Figure 8. Schematic representation of CTn5-like elements in C. difficile strains.

Blue ORFs are present in strain 630 CTn5. Green ORFs are not present in CTn5. Coloured boxes show regions of homology: red boxes show recombination modules, blue boxes show accessory genes, brown boxes show conjugation modules, yellow boxes show homologues that are not present in CTn5 in strain 630. The element shown for strain QCD-66C26 is representative of elements identified in strains QCD-32G58 and QCD-37X79.

Figure 9. Schematic representation of the CTn4-like element in QCD-23M63.

Blue ORFs are present in strain 630 CTn4, green ORFs are not present in CTn4. Brown boxes show regions of homology.

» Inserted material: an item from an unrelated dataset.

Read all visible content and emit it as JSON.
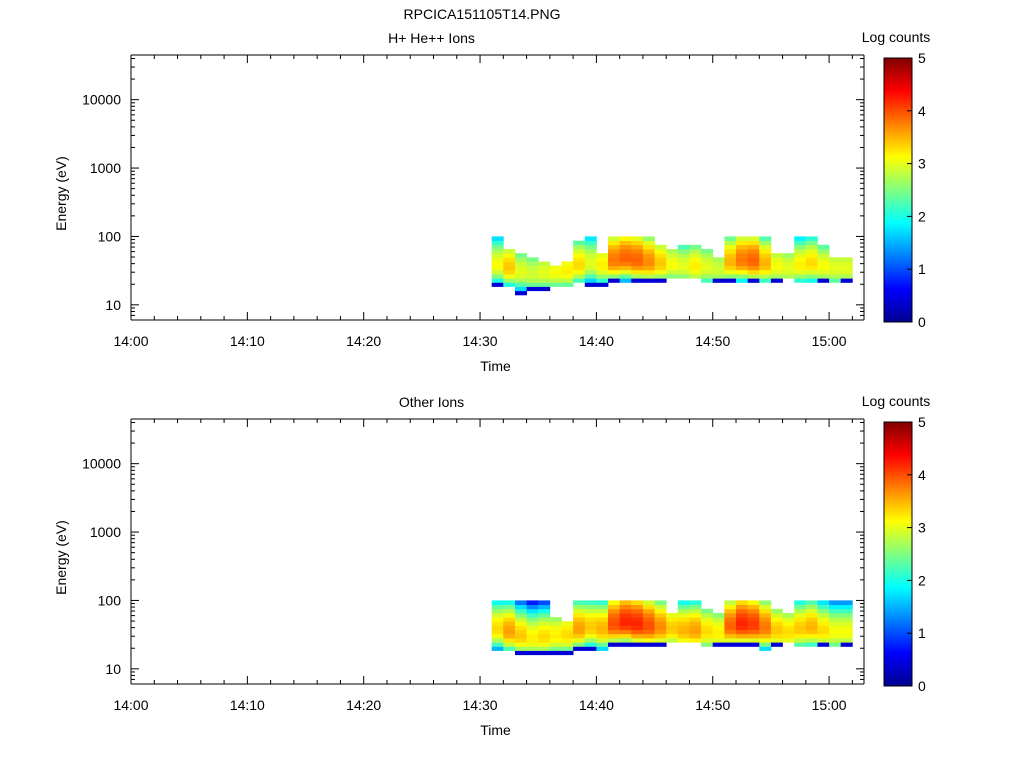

Figure 10. Schematic representation of the putative mobilisable elements.

a) Comparison of Tn5398 in strain 630 and the novel putative element in strain ATCC-43255. Blue ORFs are present in Tn5398 in strain 630, green ORFs are not present in Tn5398. The insertion site of the erm(B) cassette is shown by dotted lines. Brown boxes show regions of homology. b) Representation of the novel putative mobilisable element in strain QCD-63Q42, Tn6115. Blue ORFs are part of the element, the pink ORF is the insertion site, a homologue of CD1573 in strain 630.